= Dave Rolle =

American football player

Dave Simmons Rolle (March 22, 1937 – December 24, 2006) was an American professional football running back who played for the Denver Broncos of the American Football League. He played college football for the Oklahoma Sooners.

==Biography==
Rolle was born in Poteau, Oklahoma on March 22, 1937. He attended Poteau schools and was an All-State running back for the Poteau High School Pirates in both 1953 and 1954. He earned the nickname "the streak" while helping lead the Pirates to the 1953 state semifinals. In his final game in a Pirate uniform, he had four touchdowns in a 34–7 win over Tahlequah. The Pirates went 7–1–1 that season and because there were no state playoffs in 1954, the team did not get a chance to repeat its playoff success from a year prior.
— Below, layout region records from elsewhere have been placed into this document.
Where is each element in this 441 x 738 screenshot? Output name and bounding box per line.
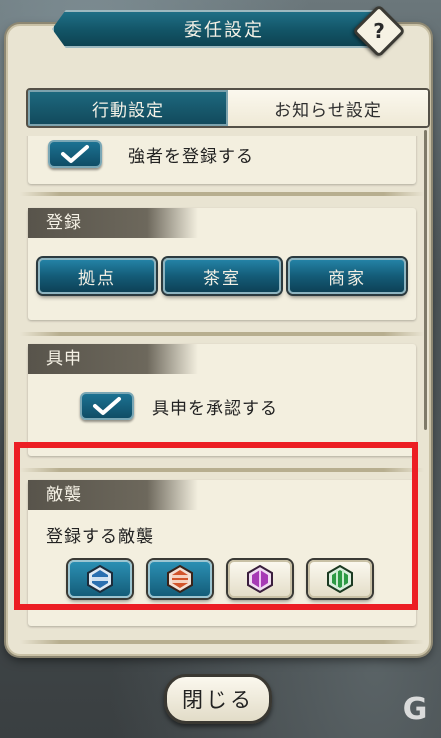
approve-report-checkbox[interactable] — [80, 392, 134, 420]
section-strong-enemy: 強者を登録する — [28, 136, 416, 184]
question-mark-icon: ? — [373, 19, 385, 43]
section-divider — [20, 192, 424, 196]
register-teahouse-button[interactable]: 茶室 — [163, 258, 281, 294]
register-base-button[interactable]: 拠点 — [38, 258, 156, 294]
register-strong-label: 強者を登録する — [128, 147, 254, 167]
close-button[interactable]: 閉じる — [164, 674, 272, 724]
register-merchant-button[interactable]: 商家 — [288, 258, 406, 294]
approve-report-label: 具申を承認する — [152, 399, 278, 419]
section-divider — [20, 332, 424, 336]
checkmark-icon — [61, 145, 89, 163]
section-heading-report: 具申 — [28, 344, 198, 374]
checkmark-icon — [93, 397, 121, 415]
tab-notification-settings[interactable]: お知らせ設定 — [228, 90, 428, 126]
site-logo-icon: G — [402, 691, 428, 727]
section-report: 具申 具申を承認する — [28, 344, 416, 456]
dialog-title: 委任設定 — [52, 10, 396, 48]
scrollbar[interactable] — [424, 130, 427, 430]
settings-tabs: 行動設定 お知らせ設定 — [26, 88, 430, 128]
enemy-raid-highlight-box — [14, 442, 418, 610]
tab-action-settings[interactable]: 行動設定 — [28, 90, 228, 126]
section-divider — [20, 640, 424, 644]
register-strong-checkbox[interactable] — [48, 140, 102, 168]
section-register: 登録 拠点 茶室 商家 — [28, 208, 416, 320]
section-heading-register: 登録 — [28, 208, 198, 238]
Rolle attended the University of Oklahoma, where he was a three-time letterwinner at fullback, helping the Sooners win a record 47 consecutive games and win two national championships. Playing in the same backfield as future NFL players Tommy McDonald, Prentice Gautt, Clendon Thomas and Bobby Boyd, Rolle ran for over 400 yards across his three seasons at Oklahoma.

On March 24, 1959, Rolle signed with the Edmonton Eskimos of the Canadian Football League. However, he was released on August 20, 1959, before playing in any games. A year later, Rolle signed with the expansion Denver Broncos of the American Football League. Rolle rushed for a team-leading 501 yards and two touchdowns and added 21 catches for 122 yards and a touchdown as a rookie in 1960. But, he suffered a broken arm during training camp in 1961 and missed the entire season.

A year later, he went to work as a claims analyst with the Oklahoma Insurance Commissioner's Office. He returned to school and earned a law degree from Oklahoma City University. In 1967, he was appointed assistant counsel for Insurance Commissioner Joe B. Hunt. Rolle died on December 24, 2006 in Denton, Texas at the age of 69.